Increasing their ESG investments is just one avenue through which public bodies are developing sustainable financial markets. They are also making strides to improve market standards and increase issuance of sustainable assets.
Africa has been a key source of progress on these fronts in 2022. For instance, South Africa introduced a green taxonomy, Botswana and Eswatini completed guidelines on ESG reporting for listed companies, and Tanzania saw the first social bond issuance in sub-Saharan Africa. In total, 17 of the 26 countries covered in the Absa Africa Financial Markets Index 2022 – the sixth edition of this annual publication which tracks financial market development on the continent – now have sustainability-focused financial policies, five more than in 2021 (Figure 2).
Figure 2: Several African countries implement sustainable financial policies
|Climate stress testing||Incentives for issuing ESG assets||Incentives for ESG market standards|
Source: Absa Africa Financial Markets Index 2022
More broadly, at a global level, policy-makers are developing new tools and frameworks to build a more sustainable economy. The Network for Greening the Financial System continues to support climate stress testing and its membership has extended to 121 central banks and regulators worldwide. Sovereigns are innovating with ESG issuances, such as Uruguay’s two-way sustainability-linked bond. And many jurisdictions have implemented mandatory disclosure frameworks, linked to the Task Force on Climate-related Financial Disclosures. We will continue to track these developments across 23 major economies in our Sustainable Financial Policy Tracker, which is updated quarterly.

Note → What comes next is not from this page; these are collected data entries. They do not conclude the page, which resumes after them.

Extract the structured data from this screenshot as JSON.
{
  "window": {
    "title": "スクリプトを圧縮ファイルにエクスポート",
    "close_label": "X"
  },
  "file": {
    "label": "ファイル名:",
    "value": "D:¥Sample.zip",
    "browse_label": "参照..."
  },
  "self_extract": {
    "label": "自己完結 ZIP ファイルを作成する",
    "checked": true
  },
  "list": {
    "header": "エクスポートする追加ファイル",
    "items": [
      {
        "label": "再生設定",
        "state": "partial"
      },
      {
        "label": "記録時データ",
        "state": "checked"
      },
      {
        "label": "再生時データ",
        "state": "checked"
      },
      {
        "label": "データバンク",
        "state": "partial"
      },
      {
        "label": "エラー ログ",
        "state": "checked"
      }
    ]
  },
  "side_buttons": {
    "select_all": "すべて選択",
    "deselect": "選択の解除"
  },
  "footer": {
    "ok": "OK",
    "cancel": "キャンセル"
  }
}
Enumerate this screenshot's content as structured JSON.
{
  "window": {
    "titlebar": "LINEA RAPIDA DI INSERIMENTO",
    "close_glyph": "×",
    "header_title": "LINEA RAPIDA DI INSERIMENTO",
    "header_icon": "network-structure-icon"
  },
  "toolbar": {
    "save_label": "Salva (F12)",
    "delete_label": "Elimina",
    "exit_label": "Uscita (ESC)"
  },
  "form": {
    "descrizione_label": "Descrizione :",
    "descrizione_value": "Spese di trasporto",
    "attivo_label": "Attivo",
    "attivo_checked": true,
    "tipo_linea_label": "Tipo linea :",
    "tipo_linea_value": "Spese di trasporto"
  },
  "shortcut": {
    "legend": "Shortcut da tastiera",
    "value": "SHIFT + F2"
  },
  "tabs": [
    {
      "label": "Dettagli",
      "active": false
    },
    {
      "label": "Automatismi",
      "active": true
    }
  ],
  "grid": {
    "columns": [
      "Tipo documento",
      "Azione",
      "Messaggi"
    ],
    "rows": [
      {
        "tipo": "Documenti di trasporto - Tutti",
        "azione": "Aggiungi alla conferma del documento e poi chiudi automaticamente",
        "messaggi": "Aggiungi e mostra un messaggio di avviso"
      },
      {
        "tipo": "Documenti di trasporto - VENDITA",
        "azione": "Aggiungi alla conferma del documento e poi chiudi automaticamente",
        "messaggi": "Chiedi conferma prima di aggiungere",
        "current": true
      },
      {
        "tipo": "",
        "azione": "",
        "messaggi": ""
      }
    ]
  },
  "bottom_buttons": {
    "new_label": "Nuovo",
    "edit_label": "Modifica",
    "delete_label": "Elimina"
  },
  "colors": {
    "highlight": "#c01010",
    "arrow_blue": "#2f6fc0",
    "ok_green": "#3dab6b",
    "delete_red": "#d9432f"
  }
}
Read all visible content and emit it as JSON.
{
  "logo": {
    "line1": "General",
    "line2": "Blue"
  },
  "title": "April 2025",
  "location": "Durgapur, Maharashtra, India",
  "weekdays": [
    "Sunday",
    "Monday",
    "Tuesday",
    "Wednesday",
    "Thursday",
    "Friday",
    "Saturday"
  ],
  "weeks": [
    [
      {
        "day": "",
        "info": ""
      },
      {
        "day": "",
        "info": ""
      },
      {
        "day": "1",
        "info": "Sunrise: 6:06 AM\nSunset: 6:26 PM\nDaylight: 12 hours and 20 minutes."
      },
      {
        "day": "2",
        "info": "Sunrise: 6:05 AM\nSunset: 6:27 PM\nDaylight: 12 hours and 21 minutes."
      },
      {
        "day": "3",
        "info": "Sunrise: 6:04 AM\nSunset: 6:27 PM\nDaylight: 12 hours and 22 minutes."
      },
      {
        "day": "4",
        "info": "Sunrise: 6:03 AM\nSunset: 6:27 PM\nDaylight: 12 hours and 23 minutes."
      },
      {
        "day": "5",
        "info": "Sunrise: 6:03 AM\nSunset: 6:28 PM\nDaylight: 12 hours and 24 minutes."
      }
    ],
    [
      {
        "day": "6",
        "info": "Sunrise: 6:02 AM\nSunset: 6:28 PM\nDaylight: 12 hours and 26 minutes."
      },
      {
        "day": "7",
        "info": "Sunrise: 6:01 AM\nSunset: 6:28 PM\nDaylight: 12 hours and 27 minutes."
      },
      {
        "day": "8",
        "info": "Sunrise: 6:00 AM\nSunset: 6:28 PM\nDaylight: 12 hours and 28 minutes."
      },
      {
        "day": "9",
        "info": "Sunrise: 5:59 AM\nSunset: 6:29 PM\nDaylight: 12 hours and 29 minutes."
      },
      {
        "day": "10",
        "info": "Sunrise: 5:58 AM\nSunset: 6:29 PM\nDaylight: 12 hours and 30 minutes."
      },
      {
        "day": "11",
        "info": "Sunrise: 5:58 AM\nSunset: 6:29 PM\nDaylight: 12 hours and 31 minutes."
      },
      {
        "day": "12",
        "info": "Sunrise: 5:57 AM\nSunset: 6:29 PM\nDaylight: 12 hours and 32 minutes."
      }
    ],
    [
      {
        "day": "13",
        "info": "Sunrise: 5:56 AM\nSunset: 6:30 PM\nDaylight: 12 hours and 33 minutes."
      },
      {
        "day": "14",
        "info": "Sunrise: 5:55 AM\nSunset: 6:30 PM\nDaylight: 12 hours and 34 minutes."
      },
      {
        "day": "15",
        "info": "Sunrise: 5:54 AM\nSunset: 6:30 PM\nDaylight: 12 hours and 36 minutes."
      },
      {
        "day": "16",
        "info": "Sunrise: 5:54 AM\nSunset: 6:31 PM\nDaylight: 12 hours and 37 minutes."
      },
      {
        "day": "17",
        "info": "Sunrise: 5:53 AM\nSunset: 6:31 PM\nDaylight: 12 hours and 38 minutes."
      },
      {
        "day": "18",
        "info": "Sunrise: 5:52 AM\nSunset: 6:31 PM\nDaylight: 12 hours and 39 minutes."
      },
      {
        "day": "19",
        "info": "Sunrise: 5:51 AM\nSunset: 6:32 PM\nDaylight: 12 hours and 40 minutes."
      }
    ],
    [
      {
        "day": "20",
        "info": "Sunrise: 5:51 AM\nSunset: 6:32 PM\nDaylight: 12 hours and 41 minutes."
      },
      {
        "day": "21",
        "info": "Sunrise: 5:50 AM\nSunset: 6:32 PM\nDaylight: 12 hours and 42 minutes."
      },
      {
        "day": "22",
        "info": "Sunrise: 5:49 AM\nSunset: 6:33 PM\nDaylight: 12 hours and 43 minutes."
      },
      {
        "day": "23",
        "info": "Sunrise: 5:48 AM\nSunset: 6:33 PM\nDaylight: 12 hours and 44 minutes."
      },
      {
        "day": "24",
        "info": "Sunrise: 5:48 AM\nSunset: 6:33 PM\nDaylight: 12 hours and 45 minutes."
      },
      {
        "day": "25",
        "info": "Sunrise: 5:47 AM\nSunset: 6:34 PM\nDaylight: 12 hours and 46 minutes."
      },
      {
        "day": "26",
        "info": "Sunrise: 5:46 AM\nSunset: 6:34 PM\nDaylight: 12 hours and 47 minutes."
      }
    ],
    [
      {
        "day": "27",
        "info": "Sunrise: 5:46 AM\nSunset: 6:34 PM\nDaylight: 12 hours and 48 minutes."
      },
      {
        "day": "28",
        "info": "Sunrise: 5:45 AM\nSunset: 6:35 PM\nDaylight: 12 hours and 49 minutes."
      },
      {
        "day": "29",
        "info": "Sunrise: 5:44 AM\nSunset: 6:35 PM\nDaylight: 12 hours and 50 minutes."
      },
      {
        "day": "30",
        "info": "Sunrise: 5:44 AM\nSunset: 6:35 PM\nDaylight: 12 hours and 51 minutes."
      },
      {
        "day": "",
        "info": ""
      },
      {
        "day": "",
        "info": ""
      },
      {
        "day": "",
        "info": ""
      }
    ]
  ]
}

However, there is still work to be done. Some of the biggest challenges surround data and labelling. Indeed, the majority of surveyed central banks reserves managers (60%) and public funds (75%) mentioned data as the main barrier to further ESG adoption. As we discussed in a report earlier this year, regulators and policy-makers must work to align disclosures and reporting standards for the financial sector to overcome these information issues. In turn, this will help to foster greater transparency, clarity and trust among market participants to achieving net zero targets.